Arrancó la cinta y yo estaba tan nerviosa como si la hubiera dirigido. Quería que le gustara, que lo emocionara, que lo conmoviera, que lo sacudiera, que le llenara la cabeza de imágenes, sonidos y recuerdos. Quería que reventara de nervios, de anécdotas, de nostalgia. La flasheaba con que al viejo se le aflojara la pera y soltara el lagrimón… pero absolutamente nada, pero nada de todo eso sucedió.

Yo lo relojeaba de costado a ver qué hacía: estaba quieto, pensativo, completamente atento. Se sirvió un whisky y se lo fue tomando. Me dio la sensación de que lo degustaba de la misma manera en que degustaba la película. O, tal vez, ese fue mi deseo. Lo cierto es que tenía su mejor cara de póker. Inescrutable, infranqueable. Mientras tanto, yo estaba nuevamente inmersa en todas las cosas que yo quería que a él le sucedieran. Otra vez embrutecida por esa montaña rusa que es RUSH. El nudo en el estómago, el pulso desatado, la música que te llena la garganta, los dos personajes que son tan tremendos, tan humanos y portentosos. El viejo en cambio, apenas si cambió de posición durante todo el visionado.

Cuando terminó, me miró. Yo estaba con la jeta enrojecida por la emoción. _ Es muy linda_ me dijo, y eso fue todo.

Estaba cansada, así que me fui a dormir y me quedé pensando. Sabía que la película le había gustado, atesoraba el momento que habíamos pasado juntos y, sobre todo, le agradecía a la vida el poder haberlo vivido.

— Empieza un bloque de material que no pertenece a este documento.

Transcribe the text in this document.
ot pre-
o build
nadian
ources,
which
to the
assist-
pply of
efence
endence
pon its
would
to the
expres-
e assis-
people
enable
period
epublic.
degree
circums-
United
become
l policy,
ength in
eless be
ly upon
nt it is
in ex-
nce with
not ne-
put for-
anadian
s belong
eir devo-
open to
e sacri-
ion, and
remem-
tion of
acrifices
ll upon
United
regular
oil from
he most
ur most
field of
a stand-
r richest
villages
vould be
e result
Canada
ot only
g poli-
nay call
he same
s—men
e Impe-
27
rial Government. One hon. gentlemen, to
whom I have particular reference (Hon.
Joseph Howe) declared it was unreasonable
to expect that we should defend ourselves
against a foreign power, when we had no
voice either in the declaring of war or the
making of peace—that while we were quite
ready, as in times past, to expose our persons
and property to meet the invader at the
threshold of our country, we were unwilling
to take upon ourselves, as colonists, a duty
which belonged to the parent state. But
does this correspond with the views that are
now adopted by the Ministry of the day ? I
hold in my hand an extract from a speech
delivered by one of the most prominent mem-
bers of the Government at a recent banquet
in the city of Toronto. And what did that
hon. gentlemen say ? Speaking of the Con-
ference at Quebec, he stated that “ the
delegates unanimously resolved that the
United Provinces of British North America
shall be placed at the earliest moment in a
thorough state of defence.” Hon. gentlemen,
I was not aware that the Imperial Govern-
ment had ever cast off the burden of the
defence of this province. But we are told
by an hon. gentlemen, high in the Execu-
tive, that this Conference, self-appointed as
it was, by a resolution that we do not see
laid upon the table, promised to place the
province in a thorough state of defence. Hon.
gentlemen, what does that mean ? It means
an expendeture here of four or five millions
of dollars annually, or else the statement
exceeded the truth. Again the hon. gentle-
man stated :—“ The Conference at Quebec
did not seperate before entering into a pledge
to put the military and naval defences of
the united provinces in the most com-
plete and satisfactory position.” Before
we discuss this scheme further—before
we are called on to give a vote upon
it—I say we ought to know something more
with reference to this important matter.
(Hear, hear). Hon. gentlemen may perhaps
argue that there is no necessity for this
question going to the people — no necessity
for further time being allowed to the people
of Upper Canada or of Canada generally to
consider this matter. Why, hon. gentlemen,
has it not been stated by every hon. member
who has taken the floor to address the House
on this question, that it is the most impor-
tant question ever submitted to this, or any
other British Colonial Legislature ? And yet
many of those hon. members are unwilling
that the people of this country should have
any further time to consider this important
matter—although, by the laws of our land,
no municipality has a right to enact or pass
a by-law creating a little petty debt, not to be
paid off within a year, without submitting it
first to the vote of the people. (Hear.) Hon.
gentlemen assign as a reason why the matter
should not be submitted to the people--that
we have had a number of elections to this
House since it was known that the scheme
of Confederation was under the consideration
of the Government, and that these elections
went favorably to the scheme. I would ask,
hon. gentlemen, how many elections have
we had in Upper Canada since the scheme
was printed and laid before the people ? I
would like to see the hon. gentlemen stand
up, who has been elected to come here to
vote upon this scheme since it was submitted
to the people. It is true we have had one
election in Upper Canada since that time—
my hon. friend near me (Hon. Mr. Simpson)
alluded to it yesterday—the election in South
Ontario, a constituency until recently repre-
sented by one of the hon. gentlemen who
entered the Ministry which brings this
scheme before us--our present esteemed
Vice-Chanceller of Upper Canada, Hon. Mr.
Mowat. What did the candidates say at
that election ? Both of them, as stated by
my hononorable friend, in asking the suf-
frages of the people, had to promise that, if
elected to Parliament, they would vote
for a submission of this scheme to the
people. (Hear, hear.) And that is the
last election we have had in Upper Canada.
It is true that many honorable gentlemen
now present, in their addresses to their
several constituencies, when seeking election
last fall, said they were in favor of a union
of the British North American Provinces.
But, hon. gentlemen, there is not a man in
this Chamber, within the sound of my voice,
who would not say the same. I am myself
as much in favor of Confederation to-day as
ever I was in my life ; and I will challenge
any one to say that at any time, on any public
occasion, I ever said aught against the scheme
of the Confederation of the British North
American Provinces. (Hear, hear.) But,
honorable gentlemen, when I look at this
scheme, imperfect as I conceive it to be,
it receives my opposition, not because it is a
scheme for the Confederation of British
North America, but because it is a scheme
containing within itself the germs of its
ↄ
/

Yo lo había imaginado de otra forma, es cierto, pero rara vez las cosas son exactamente como las imaginamos y él me había dado su mejor tiempo, su mejor calidad de compañía.

Ya cuando me estaba durmiendo, en ese estado ensoñado que precede a la inconciencia, vi a mi padre abrazándome y diciéndome “¡qué peliculón Flaca, qué peliculón!”. Pero una voz sabia, que suele habitar entre mis orejas, se apresuró a decirme: _Lo que mata no es la humedad, son las expectativas.